Figure 4 presents the receiver operating characteristic (ROC) curves for target-μFRand vessel-μFR for FFR ≤ 0.80 predictions. The AUC for target-μFR was similar to that for vessel (0.937 vs. 0.936). The diagnostic performance of target-μFR ≤ 0.80 and vessel-μFR ≤ 0.80 for predicting FFR ≤ 0.80 is presented in Table 3. Among all 146 lesions, using FFR as the reference standard, target-μFR had 53 true positives (TP), 81 true negatives (TN), 4 false positive (FP), and 8 false negative (FN), while vessel-μFR had 46 TP, 83 TN, 2 FP, and 15 FN. Target-μFR had a false discovery rate of 13.11% (positive predict value 86.89%) and a false omission rate of 14.71% (negative predict value 95.29%) compared with FFR. This indicates that 7.02% of stenosis were misclassified using target-μFR compared to FFR. On the other hand, the vessel-μFR also showed a great diagnostic performance, 13.46% were misclassified using vessel-μFR compared to FFR. The diagnostic accuracy of target-μFR ≤ 0.80 for predicting FFR ≤ 0.80 was 91.78%, while that of vessel-μFR was 87.67%. The diagnostic performance indicates that an accurate assessment of coronary stenosis is feasible. What’s more, target-μFR showed numerically higher Youden index values than vessel-μFR (0.840 vs. 0.750, P > 0.05).

Fig. 4
figure 4

The receiver operating characteristic curves of leison-QFR and vessel-QFR in detecting FFR < 0.80

Table 3 Diagnostic performance of target-μFR and vessel-μFR for predicting FFR ≤ 0.80

Reproducibility of vessel-μFR and target-μFR

Repeated μFR measurements (vessel-μFR and target-μFR) were conducted in 25 coronary vessels from a cohort of 25 patients. Interobserver variability for vessel-μFR and target-μFR measurements was 0.02 ± 0.12 and 0.00 ± 0.12, respectively, while intraobserver variability measured 0.02 ± 0.11 and 0.00 ± 0.11. The intraobserver agreement for vessel-μFR yielded a Cohen's kappa coefficient of 0.73 (95% confidence interval [CI], 0.45–1.00; ICC 0.87), compared to an interobserver kappa of 0.68 (95% CI, 0.40–0.95; ICC 0.86). Similarly, target-μFR demonstrated intraobserver and interobserver agreement levels of 0.68 (95% CI, 0.40–0.95; ICC 0.87) and 0.66 (95% CI, 0.35–0.96; ICC 0.83), respectively.

Discussion

In this study, we compared the diagnostic performance between target-μFR and vessel-μFR using the FFR ≤ 0.80 as reference standard. The primary study findings are summarized as follows: 1) the μFR, a novel physiological assessment methods, estimates the pressure drop due to coronary stenosis according to semiautomatic delineation of target vessels and FFR simulation from single-angle; 2) both target-μFR and vessel-μFR have demonstrated high correlations and great agreements with FFR; 3) the ability of target-μFR defining hemodynamic significant of coronary stenosis was similar to vessel-μFR; 4) the selection of the measurement location has less influence on the accuracy of μFR. Hence, it showed the potential in the coronary imagine and virtual physiological evaluation of CAD. The ability of μFR highlights that by integration of the imaging information in order to enable a comprehensive assessment of the CAD [11,12,13,14].

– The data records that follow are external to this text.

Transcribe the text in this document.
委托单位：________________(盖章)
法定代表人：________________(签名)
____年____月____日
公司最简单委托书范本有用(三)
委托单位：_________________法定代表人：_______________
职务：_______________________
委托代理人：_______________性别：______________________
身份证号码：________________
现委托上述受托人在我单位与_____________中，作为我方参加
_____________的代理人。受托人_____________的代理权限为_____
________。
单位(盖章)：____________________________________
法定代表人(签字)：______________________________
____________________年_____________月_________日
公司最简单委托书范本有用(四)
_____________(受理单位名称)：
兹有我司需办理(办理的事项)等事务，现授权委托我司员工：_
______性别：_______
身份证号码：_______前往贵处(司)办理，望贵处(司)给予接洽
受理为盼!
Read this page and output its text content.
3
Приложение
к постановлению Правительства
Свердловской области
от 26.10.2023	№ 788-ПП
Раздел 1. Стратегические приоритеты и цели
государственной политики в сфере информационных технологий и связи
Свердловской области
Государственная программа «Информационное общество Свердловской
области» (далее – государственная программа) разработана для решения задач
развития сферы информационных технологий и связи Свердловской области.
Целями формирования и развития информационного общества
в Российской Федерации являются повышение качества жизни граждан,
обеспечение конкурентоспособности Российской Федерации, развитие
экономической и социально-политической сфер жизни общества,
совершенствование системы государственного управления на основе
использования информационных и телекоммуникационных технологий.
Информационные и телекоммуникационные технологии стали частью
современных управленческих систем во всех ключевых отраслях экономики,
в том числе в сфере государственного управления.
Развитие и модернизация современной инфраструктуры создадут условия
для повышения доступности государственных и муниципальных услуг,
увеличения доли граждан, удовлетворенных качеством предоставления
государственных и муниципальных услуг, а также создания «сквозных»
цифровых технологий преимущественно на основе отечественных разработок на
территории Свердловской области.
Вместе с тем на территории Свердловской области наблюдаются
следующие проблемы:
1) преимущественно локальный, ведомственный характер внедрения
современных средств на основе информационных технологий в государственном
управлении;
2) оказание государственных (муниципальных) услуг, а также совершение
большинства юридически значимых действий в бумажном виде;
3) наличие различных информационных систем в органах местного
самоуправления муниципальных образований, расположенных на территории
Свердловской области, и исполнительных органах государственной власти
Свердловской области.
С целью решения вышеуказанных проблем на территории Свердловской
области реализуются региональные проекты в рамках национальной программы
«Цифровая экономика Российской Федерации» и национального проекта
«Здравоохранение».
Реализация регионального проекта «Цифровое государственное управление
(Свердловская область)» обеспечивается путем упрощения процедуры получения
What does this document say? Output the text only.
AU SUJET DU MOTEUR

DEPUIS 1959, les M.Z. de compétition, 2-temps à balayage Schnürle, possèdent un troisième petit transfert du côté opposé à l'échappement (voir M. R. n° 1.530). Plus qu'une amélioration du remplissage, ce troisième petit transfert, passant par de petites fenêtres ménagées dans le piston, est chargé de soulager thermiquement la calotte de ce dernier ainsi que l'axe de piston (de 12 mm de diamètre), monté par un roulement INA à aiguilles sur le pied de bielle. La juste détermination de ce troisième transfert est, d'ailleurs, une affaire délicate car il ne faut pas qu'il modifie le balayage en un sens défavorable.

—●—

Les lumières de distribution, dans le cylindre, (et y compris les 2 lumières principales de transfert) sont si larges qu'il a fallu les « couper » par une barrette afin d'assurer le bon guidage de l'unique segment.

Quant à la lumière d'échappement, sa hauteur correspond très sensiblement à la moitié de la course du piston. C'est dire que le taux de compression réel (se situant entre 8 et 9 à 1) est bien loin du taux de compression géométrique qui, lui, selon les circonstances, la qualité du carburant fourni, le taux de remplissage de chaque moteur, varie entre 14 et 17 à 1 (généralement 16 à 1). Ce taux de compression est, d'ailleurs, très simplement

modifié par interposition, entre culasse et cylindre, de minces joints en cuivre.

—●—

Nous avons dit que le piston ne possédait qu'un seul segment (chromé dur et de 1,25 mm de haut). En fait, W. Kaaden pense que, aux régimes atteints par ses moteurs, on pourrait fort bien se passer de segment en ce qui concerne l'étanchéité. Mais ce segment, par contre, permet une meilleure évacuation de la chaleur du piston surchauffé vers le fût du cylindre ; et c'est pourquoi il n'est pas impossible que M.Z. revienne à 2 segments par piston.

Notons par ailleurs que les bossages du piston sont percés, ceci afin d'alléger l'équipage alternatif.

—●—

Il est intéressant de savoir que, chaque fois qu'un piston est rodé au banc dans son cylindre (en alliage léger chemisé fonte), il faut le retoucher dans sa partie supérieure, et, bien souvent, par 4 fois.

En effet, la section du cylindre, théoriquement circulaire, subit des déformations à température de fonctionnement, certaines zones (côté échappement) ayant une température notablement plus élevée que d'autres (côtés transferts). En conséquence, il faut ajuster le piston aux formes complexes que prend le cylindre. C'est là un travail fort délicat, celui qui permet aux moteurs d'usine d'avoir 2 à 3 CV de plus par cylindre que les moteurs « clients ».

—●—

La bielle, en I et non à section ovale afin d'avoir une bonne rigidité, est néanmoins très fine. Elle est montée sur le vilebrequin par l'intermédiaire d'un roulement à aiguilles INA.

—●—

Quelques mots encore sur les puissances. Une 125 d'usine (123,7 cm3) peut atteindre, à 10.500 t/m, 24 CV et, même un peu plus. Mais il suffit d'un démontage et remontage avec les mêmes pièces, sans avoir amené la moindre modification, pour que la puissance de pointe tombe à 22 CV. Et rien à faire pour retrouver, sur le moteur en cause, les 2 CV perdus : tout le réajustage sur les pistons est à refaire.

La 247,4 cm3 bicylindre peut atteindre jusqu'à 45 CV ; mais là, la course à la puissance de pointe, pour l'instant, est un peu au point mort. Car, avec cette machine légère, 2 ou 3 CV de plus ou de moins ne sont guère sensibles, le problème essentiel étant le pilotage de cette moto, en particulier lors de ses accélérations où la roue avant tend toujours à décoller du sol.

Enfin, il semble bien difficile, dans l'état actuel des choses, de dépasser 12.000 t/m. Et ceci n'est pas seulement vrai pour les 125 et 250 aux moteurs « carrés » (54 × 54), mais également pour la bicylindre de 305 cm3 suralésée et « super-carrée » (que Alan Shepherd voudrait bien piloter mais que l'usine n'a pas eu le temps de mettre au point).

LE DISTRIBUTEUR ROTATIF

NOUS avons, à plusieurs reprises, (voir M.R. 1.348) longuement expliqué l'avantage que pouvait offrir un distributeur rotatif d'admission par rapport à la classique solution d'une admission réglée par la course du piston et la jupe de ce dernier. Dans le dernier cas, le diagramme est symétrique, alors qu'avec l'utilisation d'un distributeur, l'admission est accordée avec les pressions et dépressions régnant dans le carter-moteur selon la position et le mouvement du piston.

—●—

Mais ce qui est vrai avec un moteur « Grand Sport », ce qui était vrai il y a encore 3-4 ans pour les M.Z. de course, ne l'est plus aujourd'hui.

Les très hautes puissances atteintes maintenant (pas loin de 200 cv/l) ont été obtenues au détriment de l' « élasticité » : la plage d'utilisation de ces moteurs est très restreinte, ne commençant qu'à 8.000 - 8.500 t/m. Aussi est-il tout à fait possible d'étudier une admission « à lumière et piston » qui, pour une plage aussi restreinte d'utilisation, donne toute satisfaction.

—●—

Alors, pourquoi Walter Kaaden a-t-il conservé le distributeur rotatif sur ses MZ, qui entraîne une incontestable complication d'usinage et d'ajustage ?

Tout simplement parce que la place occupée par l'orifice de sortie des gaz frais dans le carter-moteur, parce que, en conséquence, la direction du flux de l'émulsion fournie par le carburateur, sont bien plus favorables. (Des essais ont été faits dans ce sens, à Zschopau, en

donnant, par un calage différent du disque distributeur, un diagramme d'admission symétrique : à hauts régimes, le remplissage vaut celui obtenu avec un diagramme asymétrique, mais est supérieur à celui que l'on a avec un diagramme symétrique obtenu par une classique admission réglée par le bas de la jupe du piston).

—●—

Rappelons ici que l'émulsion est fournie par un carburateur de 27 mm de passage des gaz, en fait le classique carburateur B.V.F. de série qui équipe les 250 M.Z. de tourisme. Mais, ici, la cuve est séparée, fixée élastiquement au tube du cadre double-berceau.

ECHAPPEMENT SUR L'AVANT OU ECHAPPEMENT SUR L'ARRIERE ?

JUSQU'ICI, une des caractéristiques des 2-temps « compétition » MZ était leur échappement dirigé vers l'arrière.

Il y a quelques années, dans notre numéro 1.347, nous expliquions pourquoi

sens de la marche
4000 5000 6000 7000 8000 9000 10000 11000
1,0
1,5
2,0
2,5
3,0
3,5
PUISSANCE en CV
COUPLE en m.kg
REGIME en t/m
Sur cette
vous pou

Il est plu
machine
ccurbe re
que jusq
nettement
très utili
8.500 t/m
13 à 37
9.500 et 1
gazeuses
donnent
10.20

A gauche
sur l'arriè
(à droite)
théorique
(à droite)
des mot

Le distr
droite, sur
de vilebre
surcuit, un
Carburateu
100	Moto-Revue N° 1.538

DEFER, FAME and FAME II establish FFR as the"gold standard"of coronary physiology for assessing coronary artery stenosis, treatment plan formulation and evaluation of treatment effect [4, 22, 23]. However, as an invasive method, the application of FFR requires expensive equipment and has potentially procedure-related complications, such as non-fatal myocardial infarction, cerebrovascular accident, and has been limited in clinical practice because of the invasive of the procedure, requirement of pressure wire, the administration of hyperemic agents and so on [3,4,5, 24]. To solve these limitations and reduce the complications, the QFR had been developed which is a virtual FFR technique derived from coronary angiography. Then μFR as a novel angiographic-based method could enable fast computation of FFR, which provides an avenue for determining the most appropriate therapy for the intermediate lesions.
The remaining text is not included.